Ferrell challenged the relevance of Priest’s experience to manage the city workforce of 300 employees, noting that it occurred prior to 1984. Ferrell does not have experience managing that many people either, but felt the King County prosecutor’s office had prepared him

for that level of responsibility.

Priest stated that when he was mayor, the city updated the sign code to improve it from county standards. Ferrell attacked the update as punitive and in need of work.

Priest did take Ferrell to task for his inability to gain support from other council members for his ombudsman proposal, and said he felt council members should act as an ombudsman and not have to hire one.

Priest also highlighted his ability to work with the city council, which seemed to be a subtle reference to Ferrell’s sometime strained relationships with some of his colleagues.

Both candidates said police officers shouldn’t be cut in the budget, although Priest questioned Ferrell’s proposal to shift money away from the street overlay program.

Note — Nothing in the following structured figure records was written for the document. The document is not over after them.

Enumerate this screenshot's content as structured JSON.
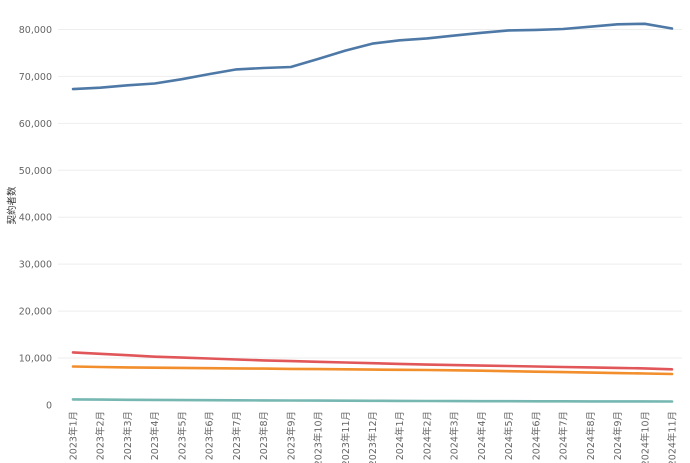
{
  "chart_data": {
    "type": "line",
    "ylabel": "契約者数",
    "xlabel": "",
    "ylim": [
      0,
      85000
    ],
    "y_ticks": [
      0,
      10000,
      20000,
      30000,
      40000,
      50000,
      60000,
      70000,
      80000
    ],
    "y_tick_labels": [
      "0",
      "10,000",
      "20,000",
      "30,000",
      "40,000",
      "50,000",
      "60,000",
      "70,000",
      "80,000"
    ],
    "grid": true,
    "legend": "none",
    "categories": [
      "2023年1月",
      "2023年2月",
      "2023年3月",
      "2023年4月",
      "2023年5月",
      "2023年6月",
      "2023年7月",
      "2023年8月",
      "2023年9月",
      "2023年10月",
      "2023年11月",
      "2023年12月",
      "2024年1月",
      "2024年2月",
      "2024年3月",
      "2024年4月",
      "2024年5月",
      "2024年6月",
      "2024年7月",
      "2024年8月",
      "2024年9月",
      "2024年10月",
      "2024年11月"
    ],
    "series": [
      {
        "color": "#4e79a7",
        "values": [
          67300,
          67600,
          68100,
          68500,
          69400,
          70500,
          71500,
          71800,
          72000,
          73700,
          75500,
          77000,
          77700,
          78100,
          78700,
          79300,
          79800,
          79900,
          80100,
          80600,
          81100,
          81200,
          80200
        ]
      },
      {
        "color": "#e15759",
        "values": [
          11200,
          10900,
          10600,
          10300,
          10100,
          9900,
          9700,
          9500,
          9350,
          9200,
          9050,
          8900,
          8750,
          8600,
          8500,
          8400,
          8300,
          8200,
          8100,
          8000,
          7900,
          7800,
          7600
        ]
      },
      {
        "color": "#f28e2b",
        "values": [
          8200,
          8100,
          8000,
          7950,
          7900,
          7850,
          7800,
          7750,
          7700,
          7650,
          7600,
          7550,
          7500,
          7450,
          7400,
          7300,
          7200,
          7100,
          7000,
          6900,
          6800,
          6700,
          6600
        ]
      },
      {
        "color": "#76b7b2",
        "values": [
          1200,
          1150,
          1100,
          1080,
          1050,
          1020,
          1000,
          980,
          960,
          940,
          920,
          900,
          880,
          860,
          840,
          820,
          800,
          790,
          780,
          770,
          760,
          760,
          750
        ]
      }
    ]
  }
}
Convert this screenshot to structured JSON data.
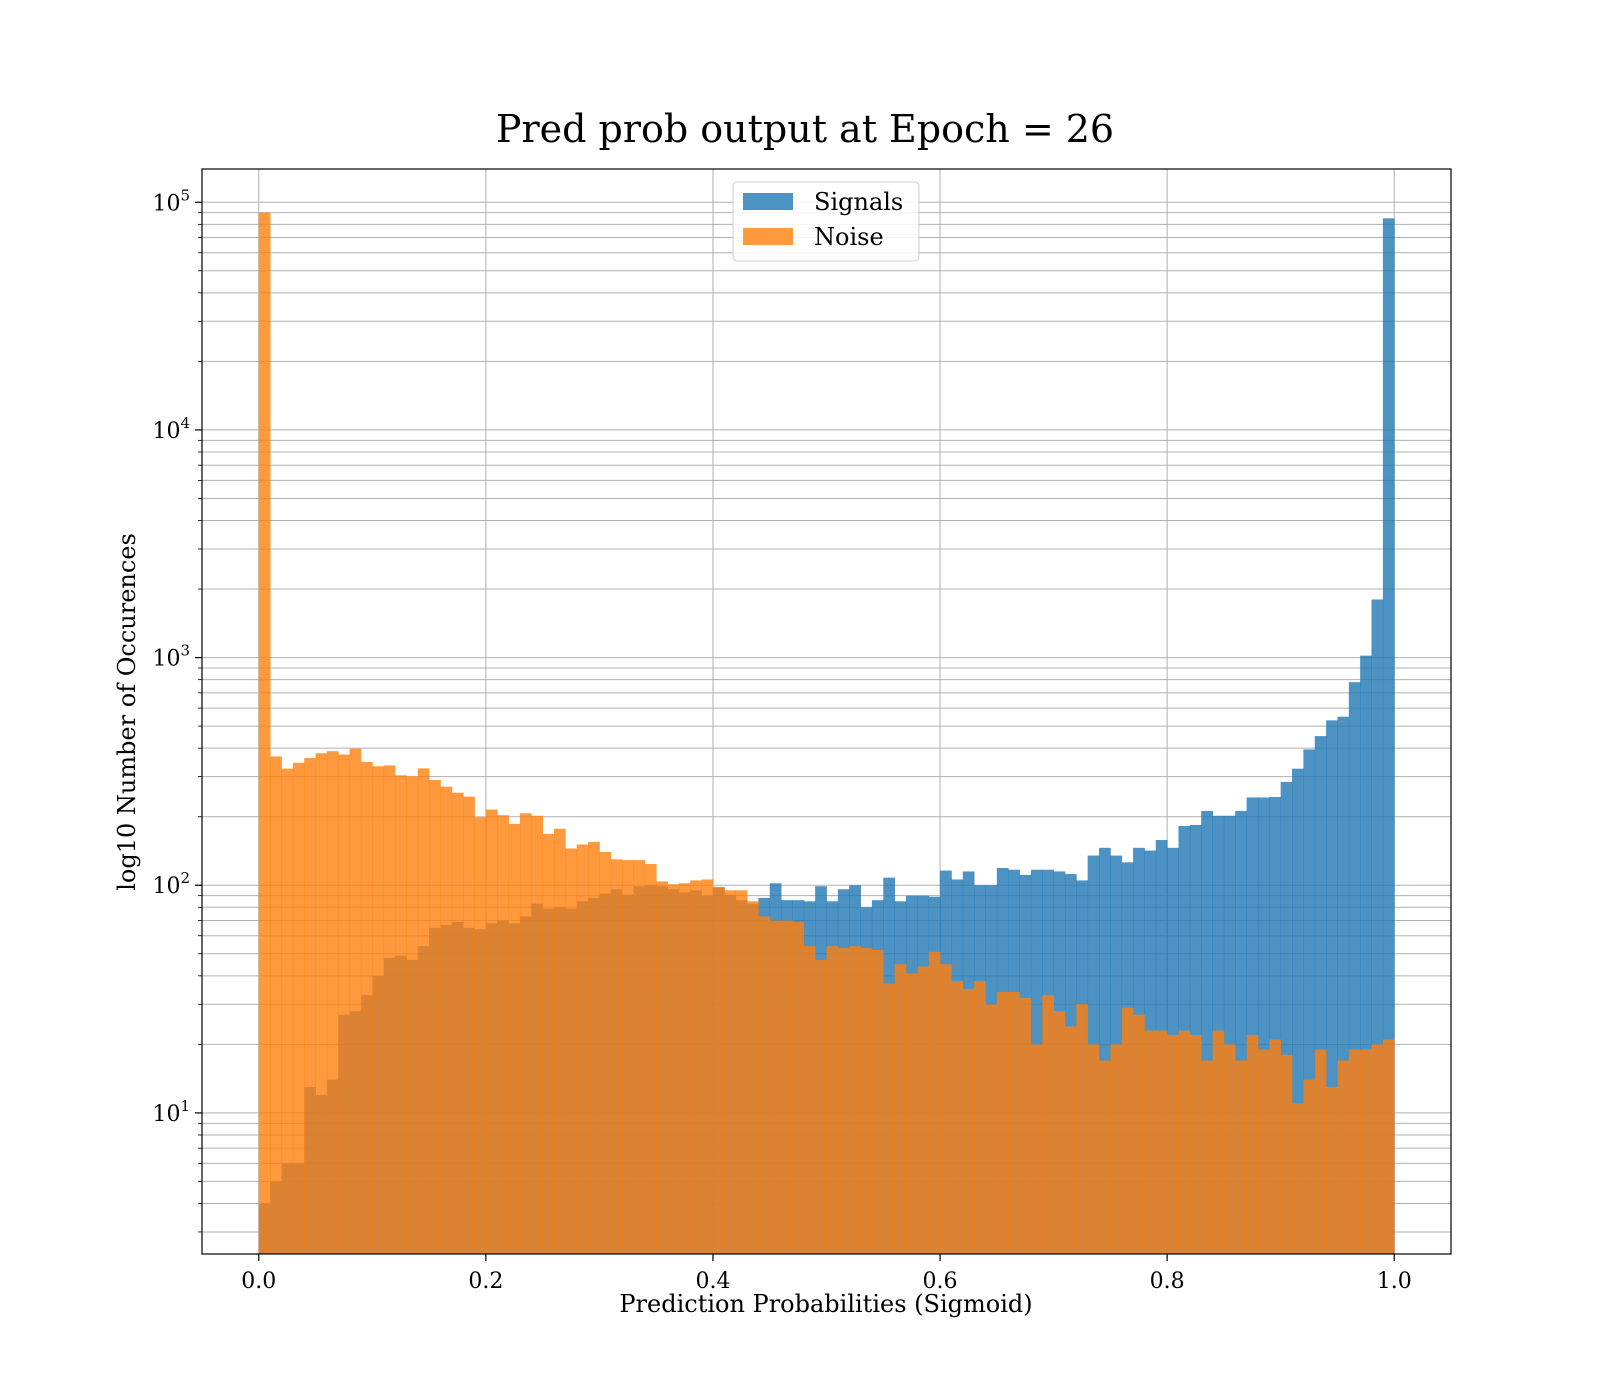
{
  "chart_data": {
    "type": "bar",
    "title": "Pred prob output at Epoch = 26",
    "xlabel": "Prediction Probabilities (Sigmoid)",
    "ylabel": "log10 Number of Occurences",
    "xlim": [
      -0.05,
      1.05
    ],
    "ylim": [
      2.4,
      140000
    ],
    "yscale": "log",
    "grid": true,
    "legend_position": "upper-center",
    "x_ticks": [
      {
        "value": 0.0,
        "label": "0.0"
      },
      {
        "value": 0.2,
        "label": "0.2"
      },
      {
        "value": 0.4,
        "label": "0.4"
      },
      {
        "value": 0.6,
        "label": "0.6"
      },
      {
        "value": 0.8,
        "label": "0.8"
      },
      {
        "value": 1.0,
        "label": "1.0"
      }
    ],
    "y_ticks": [
      {
        "value": 10,
        "base": "10",
        "exp": "1"
      },
      {
        "value": 100,
        "base": "10",
        "exp": "2"
      },
      {
        "value": 1000,
        "base": "10",
        "exp": "3"
      },
      {
        "value": 10000,
        "base": "10",
        "exp": "4"
      },
      {
        "value": 100000,
        "base": "10",
        "exp": "5"
      }
    ],
    "bins": {
      "start": 0.0,
      "width": 0.01,
      "count": 100
    },
    "series": [
      {
        "name": "Signals",
        "color": "#1f77b4",
        "alpha": 0.8,
        "values": [
          4,
          5,
          6,
          6,
          13,
          12,
          14,
          27,
          28,
          33,
          40,
          48,
          49,
          47,
          54,
          65,
          67,
          69,
          65,
          64,
          68,
          70,
          68,
          73,
          83,
          79,
          80,
          79,
          85,
          88,
          92,
          96,
          91,
          99,
          100,
          99,
          96,
          93,
          95,
          90,
          98,
          91,
          86,
          83,
          88,
          102,
          86,
          86,
          85,
          99,
          85,
          96,
          100,
          80,
          86,
          108,
          85,
          90,
          90,
          89,
          116,
          106,
          115,
          100,
          100,
          119,
          117,
          111,
          117,
          117,
          115,
          112,
          105,
          135,
          146,
          135,
          126,
          146,
          142,
          158,
          146,
          182,
          184,
          212,
          202,
          202,
          212,
          243,
          243,
          244,
          284,
          325,
          395,
          452,
          530,
          550,
          780,
          1020,
          1800,
          85000
        ]
      },
      {
        "name": "Noise",
        "color": "#ff7f0e",
        "alpha": 0.8,
        "values": [
          90000,
          368,
          325,
          345,
          362,
          380,
          388,
          375,
          398,
          348,
          333,
          336,
          304,
          301,
          326,
          290,
          271,
          255,
          245,
          199,
          215,
          203,
          186,
          207,
          202,
          168,
          177,
          145,
          151,
          155,
          140,
          130,
          129,
          129,
          124,
          104,
          101,
          102,
          105,
          106,
          98,
          95,
          95,
          85,
          73,
          70,
          70,
          69,
          54,
          47,
          54,
          53,
          54,
          53,
          52,
          37,
          45,
          41,
          44,
          51,
          45,
          38,
          35,
          38,
          30,
          34,
          34,
          32,
          20,
          33,
          28,
          24,
          30,
          20,
          17,
          20,
          29,
          27,
          23,
          23,
          22,
          23,
          22,
          17,
          23,
          20,
          17,
          22,
          19,
          21,
          18,
          11,
          14,
          19,
          13,
          17,
          19,
          19,
          20,
          21
        ]
      }
    ]
  }
}
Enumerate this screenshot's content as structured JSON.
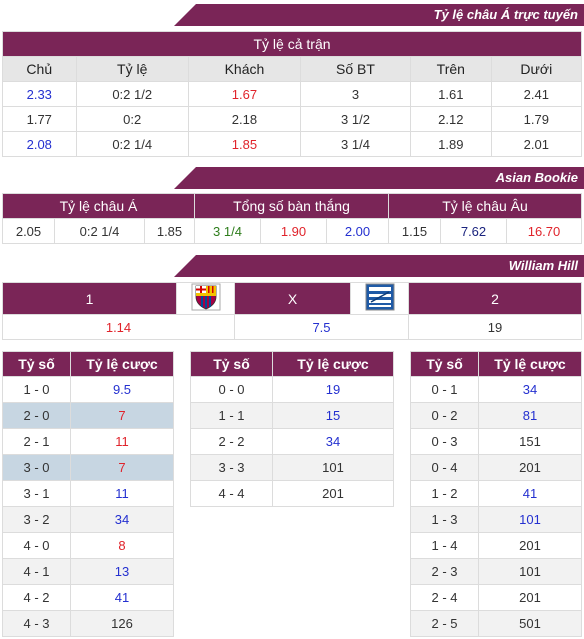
{
  "banner1": "Tỷ lệ châu Á trực tuyến",
  "fulltime": {
    "title": "Tỷ lệ cả trận",
    "headers": [
      "Chủ",
      "Tỷ lệ",
      "Khách",
      "Số BT",
      "Trên",
      "Dưới"
    ],
    "rows": [
      [
        "2.33",
        "0:2 1/2",
        "1.67",
        "3",
        "1.61",
        "2.41"
      ],
      [
        "1.77",
        "0:2",
        "2.18",
        "3 1/2",
        "2.12",
        "1.79"
      ],
      [
        "2.08",
        "0:2 1/4",
        "1.85",
        "3 1/4",
        "1.89",
        "2.01"
      ]
    ]
  },
  "banner2": "Asian Bookie",
  "asian": {
    "headers": [
      "Tỷ lệ châu Á",
      "Tổng số bàn thắng",
      "Tỷ lệ châu Âu"
    ],
    "values": [
      "2.05",
      "0:2 1/4",
      "1.85",
      "3 1/4",
      "1.90",
      "2.00",
      "1.15",
      "7.62",
      "16.70"
    ]
  },
  "banner3": "William Hill",
  "wh": {
    "labels": [
      "1",
      "X",
      "2"
    ],
    "values": [
      "1.14",
      "7.5",
      "19"
    ],
    "home_logo": "barcelona-crest-icon",
    "away_logo": "alaves-crest-icon"
  },
  "scores": {
    "header_score": "Tỷ số",
    "header_odds": "Tỷ lệ cược",
    "left": [
      [
        "1 - 0",
        "9.5"
      ],
      [
        "2 - 0",
        "7"
      ],
      [
        "2 - 1",
        "11"
      ],
      [
        "3 - 0",
        "7"
      ],
      [
        "3 - 1",
        "11"
      ],
      [
        "3 - 2",
        "34"
      ],
      [
        "4 - 0",
        "8"
      ],
      [
        "4 - 1",
        "13"
      ],
      [
        "4 - 2",
        "41"
      ],
      [
        "4 - 3",
        "126"
      ]
    ],
    "middle": [
      [
        "0 - 0",
        "19"
      ],
      [
        "1 - 1",
        "15"
      ],
      [
        "2 - 2",
        "34"
      ],
      [
        "3 - 3",
        "101"
      ],
      [
        "4 - 4",
        "201"
      ]
    ],
    "right": [
      [
        "0 - 1",
        "34"
      ],
      [
        "0 - 2",
        "81"
      ],
      [
        "0 - 3",
        "151"
      ],
      [
        "0 - 4",
        "201"
      ],
      [
        "1 - 2",
        "41"
      ],
      [
        "1 - 3",
        "101"
      ],
      [
        "1 - 4",
        "201"
      ],
      [
        "2 - 3",
        "101"
      ],
      [
        "2 - 4",
        "201"
      ],
      [
        "2 - 5",
        "501"
      ]
    ]
  }
}
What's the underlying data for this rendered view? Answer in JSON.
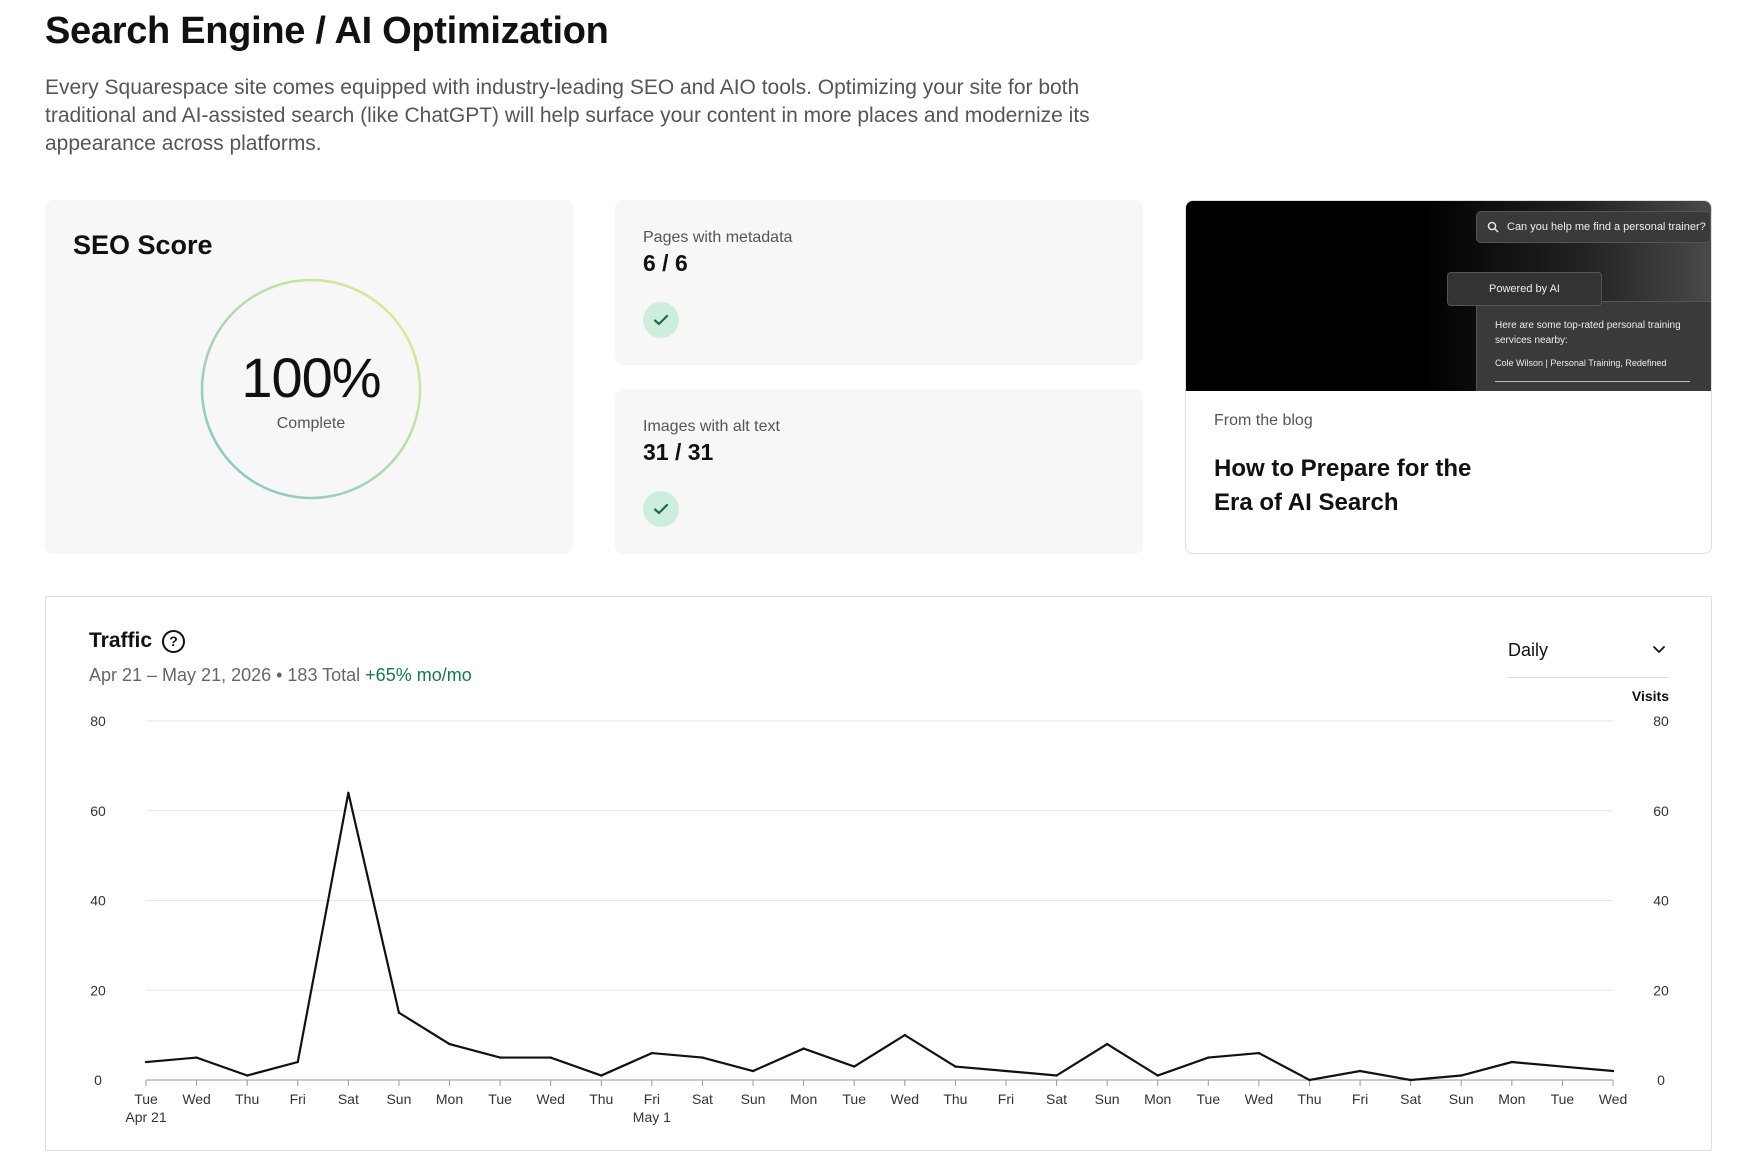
{
  "page": {
    "title": "Search Engine / AI Optimization",
    "description": "Every Squarespace site comes equipped with industry-leading SEO and AIO tools. Optimizing your site for both traditional and AI-assisted search (like ChatGPT) will help surface your content in more places and modernize its appearance across platforms."
  },
  "seo": {
    "title": "SEO Score",
    "value": "100%",
    "sublabel": "Complete",
    "score": 1.0
  },
  "metrics": [
    {
      "label": "Pages with metadata",
      "value": "6 / 6"
    },
    {
      "label": "Images with alt text",
      "value": "31 / 31"
    }
  ],
  "blog": {
    "search_text": "Can you help me find a personal trainer?",
    "powered_text": "Powered by AI",
    "answer_text": "Here are some top-rated personal training services nearby:",
    "answer_result": "Cole Wilson | Personal Training, Redefined",
    "kicker": "From the blog",
    "title": "How to Prepare for the Era of AI Search"
  },
  "traffic": {
    "title": "Traffic",
    "range": "Apr 21 – May 21, 2026 • 183 Total",
    "change": "+65% mo/mo",
    "interval": "Daily"
  },
  "colors": {
    "accent_green": "#16794a",
    "check_bg": "#cdeedd",
    "ring_start": "#7cc3cf",
    "ring_end": "#e2f28a"
  },
  "chart_data": {
    "type": "line",
    "title": "Traffic",
    "ylabel": "Visits",
    "ylim": [
      0,
      80
    ],
    "yticks": [
      0,
      20,
      40,
      60,
      80
    ],
    "grid": true,
    "categories": [
      "Tue",
      "Wed",
      "Thu",
      "Fri",
      "Sat",
      "Sun",
      "Mon",
      "Tue",
      "Wed",
      "Thu",
      "Fri",
      "Sat",
      "Sun",
      "Mon",
      "Tue",
      "Wed",
      "Thu",
      "Fri",
      "Sat",
      "Sun",
      "Mon",
      "Tue",
      "Wed",
      "Thu",
      "Fri",
      "Sat",
      "Sun",
      "Mon",
      "Tue",
      "Wed"
    ],
    "sublabels": {
      "0": "Apr 21",
      "10": "May 1"
    },
    "series": [
      {
        "name": "Visits",
        "values": [
          4,
          5,
          1,
          4,
          64,
          15,
          8,
          5,
          5,
          1,
          6,
          5,
          2,
          7,
          3,
          10,
          3,
          2,
          1,
          8,
          1,
          5,
          6,
          0,
          2,
          0,
          1,
          4,
          3,
          2
        ]
      }
    ]
  }
}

In an effort to demonstrate decisiveness, Ferrell said former city Manager Neal Beets wasn’t up to the job, so the council acted to get rid of him. In a veiled reference, Priest questioned whether some members the city council had ever actually allowed Beets to do his job the way he and the council had worked with former city manager Ken Nyberg.

Both candidates are good speakers and at least partially achieved their goals for the evening. Priest didn’t make any mistakes and conducted himself like the seasoned pro he is, while at the same time fending off most of Ferrell’s attacks and landing a couple of shots himself.

Ferrell held his own against one of Federal Way’s more well known politicians and a veteran campaigner. He didn’t land a knockout punch, but he did score points. Just having the debate at all is to Ferrell’s advantage.

Considering that there are almost 90,000 people in Federal Way, and only about 100 attended, I think it’s safe to say a whole bunch of you missed a good, mostly civil and very informative debate. If you are a member of the Chamber of Commerce, be sure and attend the Oct. 6 luncheon and hear the candidates. If not, watch your mailbox — it will be full of literature soon.